Introduction
Linked Art data does not exist in a vacuum, nor does it try to define all possible interactions with cultural heritage data. Instead, our scope is to define the semantic description of cultural heritage items, and the important surrounding contextual information such as people, places, concepts and events. This section documents how to reference Linked Art records from other APIs and web-based systems.
Data Visibility from HTML
In order to ensure that search engines such as Google get as much information as possible, there is a mapping from Linked Art into the Schema.Org structure. Schema.Org can be embedded within web pages as JSON-LD or other formats enabling search engines to process the data as data, rather than only via the human-intended HTML. The mapping is not part of the versioned APIs as it will be updated as the underlying schema and its usage changes, which is not in our control.
For visibility of the data to clients that might be given a web page, rather than the URI of the JSON-LD record, it is also important to give them a link to the data. This is done via Link Headers in the HTTP response (for non-browser clients), and within the HTML head
element (for browser-based clients). This will allow the client to go from the HTML view for human users directly to the more machine understandable JSON-LD records for processing.
In the HTTP response of the web page for the object, the header to link to the JSON-LD record would look like this:
Link: <https://example.com/data/object/1>;
rel="describedby";
type="application/ld+json;profile='https://linked.art/ns/v1/linked-art.json'"
And in the head
element of the HTML:
<head>
<link rel="describedby" href="https://example.com/data/object/1"
type="application/ld+json;profile='https://linked.art/ns/v1/linked-art.json'"/>
</head>
The link
element in head
MUST be present, and the HTTP header SHOULD be present if possible. The page MUST have only one such link to a linked art record to avoid confusion about which one should be used.

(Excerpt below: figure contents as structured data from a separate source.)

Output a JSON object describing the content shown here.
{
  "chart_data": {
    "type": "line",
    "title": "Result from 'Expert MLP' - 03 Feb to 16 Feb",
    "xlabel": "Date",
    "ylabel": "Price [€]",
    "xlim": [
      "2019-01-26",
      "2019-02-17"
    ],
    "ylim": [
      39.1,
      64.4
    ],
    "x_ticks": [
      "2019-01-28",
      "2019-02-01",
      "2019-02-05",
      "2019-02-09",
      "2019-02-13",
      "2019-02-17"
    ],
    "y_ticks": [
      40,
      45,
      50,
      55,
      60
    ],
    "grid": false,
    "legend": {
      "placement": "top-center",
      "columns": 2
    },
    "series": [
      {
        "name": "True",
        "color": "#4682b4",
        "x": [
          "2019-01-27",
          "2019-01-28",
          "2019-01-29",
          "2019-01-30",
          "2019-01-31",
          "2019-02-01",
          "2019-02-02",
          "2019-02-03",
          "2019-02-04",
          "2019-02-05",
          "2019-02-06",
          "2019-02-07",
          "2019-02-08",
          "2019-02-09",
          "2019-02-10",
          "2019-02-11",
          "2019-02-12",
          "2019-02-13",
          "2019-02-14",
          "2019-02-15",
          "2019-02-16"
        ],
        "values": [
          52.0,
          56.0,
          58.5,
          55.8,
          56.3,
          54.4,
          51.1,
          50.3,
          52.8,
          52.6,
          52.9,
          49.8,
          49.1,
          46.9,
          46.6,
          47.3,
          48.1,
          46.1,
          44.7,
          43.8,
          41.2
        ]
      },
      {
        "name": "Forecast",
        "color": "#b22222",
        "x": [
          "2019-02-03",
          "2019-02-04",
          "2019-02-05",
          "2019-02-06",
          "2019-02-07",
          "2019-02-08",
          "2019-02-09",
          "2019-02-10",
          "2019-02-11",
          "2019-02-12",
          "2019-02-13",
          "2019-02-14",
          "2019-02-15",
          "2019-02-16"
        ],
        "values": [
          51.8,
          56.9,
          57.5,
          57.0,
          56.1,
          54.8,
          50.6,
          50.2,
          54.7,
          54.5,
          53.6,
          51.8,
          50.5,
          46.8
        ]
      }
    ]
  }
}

Note that this follows the FAIR Signposting Profile so any implementation of Linked Art that follows the above, will also conform to that specification.
Harvesting
In order to produce cross-collection and cross-institutional aggregating services or applications, it is necessary to be able to find all of the records in an efficient manner and stay synchronized with any changes to those records. This is the purpose of the IIIF Change Discovery API.
In order to make the Linked Art record types available, a short context document (https://linked.art/ns/v1/record-types.json) can be used as an extension, as described in the IIIF API's section on Linked Data Contexts and Extensions.
Thus the contexts in the response would be:
{
"@context": [
"https://linked.art/ns/v1/record-types.json",
"http://iiif.io/api/discovery/1/context.json"
]
}
This would allow change entries such as the following to be present in the stream, rather than being limited to the IIIF values for type
.
{
"type": "Update",
"object": {
"id": "https://example.org/api/object/1",
"type": "HumanMadeObject"
}
}
Otherwise, the functionality and syntax is exactly as described by the IIIF specification.